Des scientifiques ont développé une gamme médicinale, sous forme de gélules, à base d'urine et de bouse qui peut, selon eux, soigner un éventail de maladies allant des troubles respiratoires aux cancers.

"Ces formules ne sont pas nouvelles. On les retrouve dans d'anciens textes sacrés hindous. Nous les utilisons simplement avec une approche scientifique", affirme Kesari Gumat, à la tête de ce centre de recherche.

Le matériau brut est produit sur place à partir de 300 vaches qui vagabondent dans une annexe du centre. Avant d'entrer, les visiteurs doivent ôter chaussures et chaussettes puis braver pieds nus un tapis odorant de bouse tiède séchant au soleil.

"Marcher sur de la bouse fraîche est très bon pour la santé", insiste le directeur du centre. "Cela tue tous les germes et les bactéries et cicatrise les plaies. Et la bouse sèche est un formidable gommage pour se débarrasser des peaux mortes et améliorer la circulation sanguine", avance-t-il.

La liste des utilisations des excréments bovins est, selon ce scientifique, extrêmement longue: outre leurs vertus médicales, ils peuvent servir à la toilette quotidienne, mélangés à du savon, du shampooing ou du dentifrice. La bouse peut aussi être utilisée dans des bâtons d'encens ou des répulsifs à moustiques.

Ces produits ont été salués par les groupes nationalistes hindous, le plus grand d'entre eux, le Rashtriya Swayamsevak Sangh (RSS) ayant lui-même dévoilé l'an dernier une boisson à base d'urine bovine, présentée comme une alternative "salutaire" au pepsi ou au coca-cola.

"Gau Jal" (eau de vache en hindi) a été fabriqué par le département de protection des vaches du RSS, un centre de recherche situé à Haridwar, une ville au nord de l'Inde installée sur les rives du Gange.

En attendant le feu vert du gouvernement pour être commercialisé, le centre travaille sur l'emballage, le marketing et surtout la conservation du liquide pour qu'il ne s'altère pas pendant les mois plus chauds.

Pour la population indienne, à majorité hindoue, les vaches incarnent le symbole de l'harmonie. Si sa viande ne peut être mangée, ses rejets organiques sont considérés comme n'importe quel produit frais.

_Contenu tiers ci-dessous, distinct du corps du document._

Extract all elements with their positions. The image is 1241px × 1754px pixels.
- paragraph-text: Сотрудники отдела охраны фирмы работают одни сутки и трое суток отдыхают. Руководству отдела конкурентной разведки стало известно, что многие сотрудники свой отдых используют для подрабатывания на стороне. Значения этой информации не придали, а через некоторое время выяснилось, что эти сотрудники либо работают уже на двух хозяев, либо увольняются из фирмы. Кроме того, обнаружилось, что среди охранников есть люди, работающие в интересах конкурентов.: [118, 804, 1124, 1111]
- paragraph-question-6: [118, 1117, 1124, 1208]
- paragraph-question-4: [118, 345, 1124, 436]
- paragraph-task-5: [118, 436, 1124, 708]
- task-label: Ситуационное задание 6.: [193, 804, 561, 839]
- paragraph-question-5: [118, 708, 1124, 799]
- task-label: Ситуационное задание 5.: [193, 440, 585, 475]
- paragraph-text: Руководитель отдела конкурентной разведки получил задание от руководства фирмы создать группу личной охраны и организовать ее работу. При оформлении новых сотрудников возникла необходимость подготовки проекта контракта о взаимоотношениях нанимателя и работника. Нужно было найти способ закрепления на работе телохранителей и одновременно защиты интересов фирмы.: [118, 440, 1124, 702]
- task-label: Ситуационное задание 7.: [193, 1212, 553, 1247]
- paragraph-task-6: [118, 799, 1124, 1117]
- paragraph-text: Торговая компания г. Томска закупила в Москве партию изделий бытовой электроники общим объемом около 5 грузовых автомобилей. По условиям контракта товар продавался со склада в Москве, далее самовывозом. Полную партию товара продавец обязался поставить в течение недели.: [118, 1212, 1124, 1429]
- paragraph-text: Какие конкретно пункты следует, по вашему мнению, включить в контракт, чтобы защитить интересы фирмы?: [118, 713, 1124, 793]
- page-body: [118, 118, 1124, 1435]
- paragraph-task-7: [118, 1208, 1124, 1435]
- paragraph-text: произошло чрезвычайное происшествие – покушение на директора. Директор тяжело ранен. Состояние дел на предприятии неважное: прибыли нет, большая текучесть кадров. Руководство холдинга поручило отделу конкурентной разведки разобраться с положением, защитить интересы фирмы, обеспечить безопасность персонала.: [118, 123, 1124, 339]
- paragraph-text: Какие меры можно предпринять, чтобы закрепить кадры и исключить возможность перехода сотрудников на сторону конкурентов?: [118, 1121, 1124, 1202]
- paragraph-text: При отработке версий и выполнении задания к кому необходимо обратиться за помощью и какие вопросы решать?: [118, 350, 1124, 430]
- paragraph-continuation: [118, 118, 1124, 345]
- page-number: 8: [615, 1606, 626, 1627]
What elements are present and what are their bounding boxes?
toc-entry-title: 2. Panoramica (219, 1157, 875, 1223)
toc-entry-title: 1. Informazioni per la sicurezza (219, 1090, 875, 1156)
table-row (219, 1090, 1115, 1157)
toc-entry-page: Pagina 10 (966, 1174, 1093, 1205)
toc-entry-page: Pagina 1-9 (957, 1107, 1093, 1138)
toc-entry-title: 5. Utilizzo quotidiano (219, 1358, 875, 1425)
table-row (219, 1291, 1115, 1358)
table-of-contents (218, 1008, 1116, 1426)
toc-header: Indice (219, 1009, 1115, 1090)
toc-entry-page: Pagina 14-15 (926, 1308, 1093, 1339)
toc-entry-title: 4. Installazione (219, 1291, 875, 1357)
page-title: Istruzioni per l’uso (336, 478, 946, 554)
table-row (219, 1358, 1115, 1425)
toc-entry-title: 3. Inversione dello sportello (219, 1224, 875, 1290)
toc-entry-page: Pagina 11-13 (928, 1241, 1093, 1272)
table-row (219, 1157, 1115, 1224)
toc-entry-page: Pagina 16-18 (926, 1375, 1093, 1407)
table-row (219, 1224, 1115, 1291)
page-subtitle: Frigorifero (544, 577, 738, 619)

Une fois collectée, la bouse sèche généralement une semaine avant d'être fondue à haute température pour tuer les germes et bactéries. Le produit final, transformé en poudre, est mélangé à toute une variété d'ingrédients pour être utilisé dans la vie quotidienne.

L'urine, quant à elle, est distillée pour enlever les impuretés.

La médecine classique s'avoue divisée sur les bienfaits des soins, certains soulignant que les propriétés curatives présumées des excréments n'ont jamais été validées par une quelconque organisation indépendante.

Un cancérologue travaillant au centre de recherche sur le cancer dans l'Etat du Gujarat, Mayur Patel, reconnaît, lui, qu'il accepte que ses patients prennent des médicaments à base de bouse.

"C'est une forme alternative à la médecine et cela n'a pas d'effet négatif", juge-t-il, avouant s'être documenté sur les bénéfices des excréments.